Fintech vs Traditional Banks for New Businesses

Considering fintech over traditional banks for your business banking needs?

Do your research, ask questions, and exercise due diligence!

During my agency days as VP of Operations, I managed relationships with our business/commercial banks, so I was well-versed in the pros and cons of partnering with traditional banks both small and large.

For new businesses, opening an account with a traditional bank may require jumping through some hoops as traditional banks want to vet their business customers. Traditional banks may also have higher banking fees or greater requirements to waive monthly account fees.

With fintech companies, there's often less legwork and vetting to open an account and the reduced overhead (no branches/physical locations) helps to reduce some typical banking fees making them more enticing.
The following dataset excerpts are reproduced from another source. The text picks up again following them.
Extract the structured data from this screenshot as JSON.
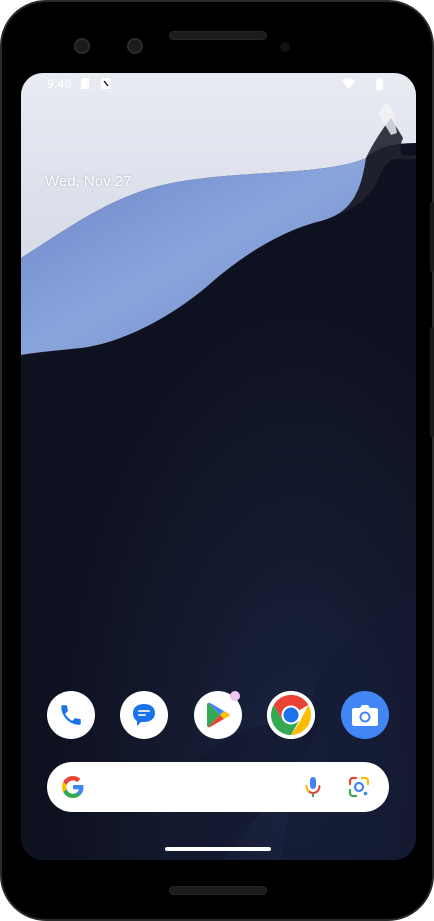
{
  "status_bar": {
    "time": "9:40",
    "left_icons": [
      "sim-card-icon",
      "notification-icon"
    ],
    "right_icons": [
      "wifi-icon",
      "battery-icon"
    ]
  },
  "home": {
    "date": "Wed, Nov 27"
  },
  "dock": {
    "apps": [
      {
        "name": "Phone",
        "icon": "phone-icon"
      },
      {
        "name": "Messages",
        "icon": "messages-icon"
      },
      {
        "name": "Play Store",
        "icon": "play-store-icon",
        "has_badge": true
      },
      {
        "name": "Chrome",
        "icon": "chrome-icon"
      },
      {
        "name": "Camera",
        "icon": "camera-icon"
      }
    ]
  },
  "search": {
    "placeholder": "",
    "icons": [
      "google-g-icon",
      "microphone-icon",
      "google-lens-icon"
    ]
  },
  "colors": {
    "wallpaper_dark": "#0e1120",
    "wallpaper_light": "#e6e8f0",
    "wallpaper_blue": "#7b95d0",
    "google_blue": "#4285f4",
    "google_red": "#ea4335",
    "google_yellow": "#fbbc05",
    "google_green": "#34a853"
  }
}
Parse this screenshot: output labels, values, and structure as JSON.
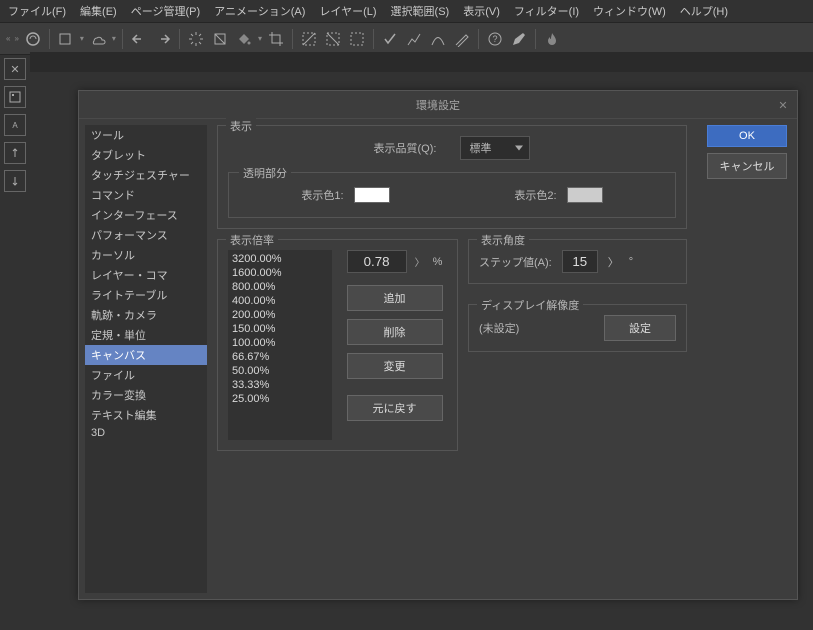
{
  "menubar": [
    "ファイル(F)",
    "編集(E)",
    "ページ管理(P)",
    "アニメーション(A)",
    "レイヤー(L)",
    "選択範囲(S)",
    "表示(V)",
    "フィルター(I)",
    "ウィンドウ(W)",
    "ヘルプ(H)"
  ],
  "dialog": {
    "title": "環境設定",
    "ok": "OK",
    "cancel": "キャンセル",
    "categories": [
      "ツール",
      "タブレット",
      "タッチジェスチャー",
      "コマンド",
      "インターフェース",
      "パフォーマンス",
      "カーソル",
      "レイヤー・コマ",
      "ライトテーブル",
      "軌跡・カメラ",
      "定規・単位",
      "キャンバス",
      "ファイル",
      "カラー変換",
      "テキスト編集",
      "3D"
    ],
    "selected_index": 11,
    "display_group": {
      "legend": "表示",
      "quality_label": "表示品質(Q):",
      "quality_value": "標準",
      "transparency_legend": "透明部分",
      "color1_label": "表示色1:",
      "color1": "#ffffff",
      "color2_label": "表示色2:",
      "color2": "#cccccc"
    },
    "zoom_group": {
      "legend": "表示倍率",
      "levels": [
        "3200.00%",
        "1600.00%",
        "800.00%",
        "400.00%",
        "200.00%",
        "150.00%",
        "100.00%",
        "66.67%",
        "50.00%",
        "33.33%",
        "25.00%"
      ],
      "input_value": "0.78",
      "suffix": "%",
      "add": "追加",
      "delete": "削除",
      "change": "変更",
      "reset": "元に戻す"
    },
    "angle_group": {
      "legend": "表示角度",
      "step_label": "ステップ値(A):",
      "step_value": "15",
      "suffix": "°"
    },
    "resolution_group": {
      "legend": "ディスプレイ解像度",
      "status": "(未設定)",
      "set_btn": "設定"
    }
  }
}
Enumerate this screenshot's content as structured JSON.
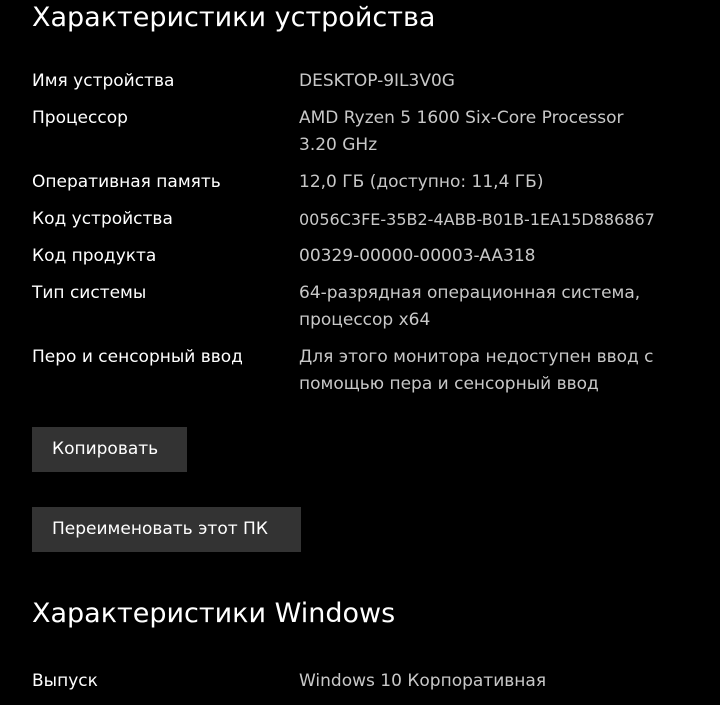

But fintech companies are not banks. They typically partner with traditional banks to provide traditional banking services (ex: deposit accounts) and may utilize other third-party entities to facilitate management and tracking of accounts and transactions.

Though the partner bank (the traditional bank) may be FDIC-insured, the fintech companies and third-party entities are usually not which can create potential risks.

That was a major red flag for me when I was evaluating fintech vs traditional banks for my business banking needs.

Was banking through a fintech company as "safe" as partnering directly with a traditional bank? What were the hidden risks? What happens to money in my business account if the fintech company abruptly shuts down? Without a local branch, what would I do if I ran into issues with online-only service and support?

I did extensive research into numerous fintech companies offering business banking services, read through reviews and comments, but my instincts were simply telling me that fintech wasn't the right choice (at least for me and my business), so I opted to partner with a traditional bank (while still exercising due diligence to find a banking partner that best aligned with my business and could scale accordingly with its needs).

Granted, traditional banks can also fail, especially smaller ones as we've seen over the past few years. But partnering directly with a traditional bank that is FDIC-insured may be the difference between becoming quickly whole after a bank failure versus being stuck in what may be seen as potential endless limbo.